# Mad Book Collector



## kingde (Feb 6, 2014)

From 2001 - 2006 I went on a mad music book collection rampage and collected every kind of book I thought would help be get to a profound level of understanding of music composition. 
I had a great skill of tracking down hard to find books and actually monitored the used book market for years to be able to complete a set of books or find very hard to get workbooks etc.
One of my proudest collections is being able to find every book related to Schenkerian analysis I could find. Including anything that could help clarify the topic.

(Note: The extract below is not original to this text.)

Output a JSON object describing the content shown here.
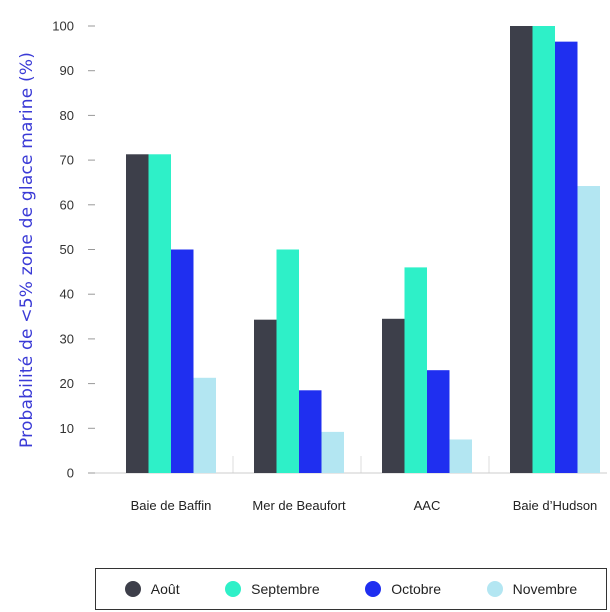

So I really ended up with what I believe could be the most complete and perhaps most pristine collection of Schenker related books around.
I have an engineering background so it was probably the engineer in me more than a musician that drove me to do this.
My intent was to have every shred of info I would need to unravel this info and make sense of music in a way in which I had free flexibility to be creative.
I also acquired every Joseph Schillinger book I could find and had this future mission of creating programmed versions of his theories so I could dissect and play around with musical patterns and structures so I could understand them better.
The Schillinger System seems to be able to allow musicians discover fresh patterns in rhythms and notes which may never be discovered otherwise (plausible permutations).
I started to try to create a way to have the code export his systems into a Music XML format so I could import them into Finale or some other program so I could use the patterns to create compositions.
I don't know if anyone has every thought of doing this or if it as already been done.
This idea is still on the back burner, as soon as I get my marketing business off the ground.
I wanted to learn the essentials of strategic business which could allow me to get an income so I had time to play around with all these 'maybe someday' projects.
It could be coming soon, but at the same time I might have to find a home for these books.
I even went so far as to collect a massive modal,plainsong and counterpoint library and even folk songs and school choir books as I wanted to get to the core of it all... (Am I nuts?) haha

Does this type of stuff interest anyone here.. it would be cool to interact with people about the merits of this and if someone wants to know what's in these kinds of books.. I could take a look ;-)

If you're really interested, I could make a list of what I have so it's kind of a virtual library..
I have several Shenkerian Analysis books which are completely out of print but which seems to be essential complementary learning to the core information. (People who dedicated themselves to teaching it in the 70s,80s etc)


----------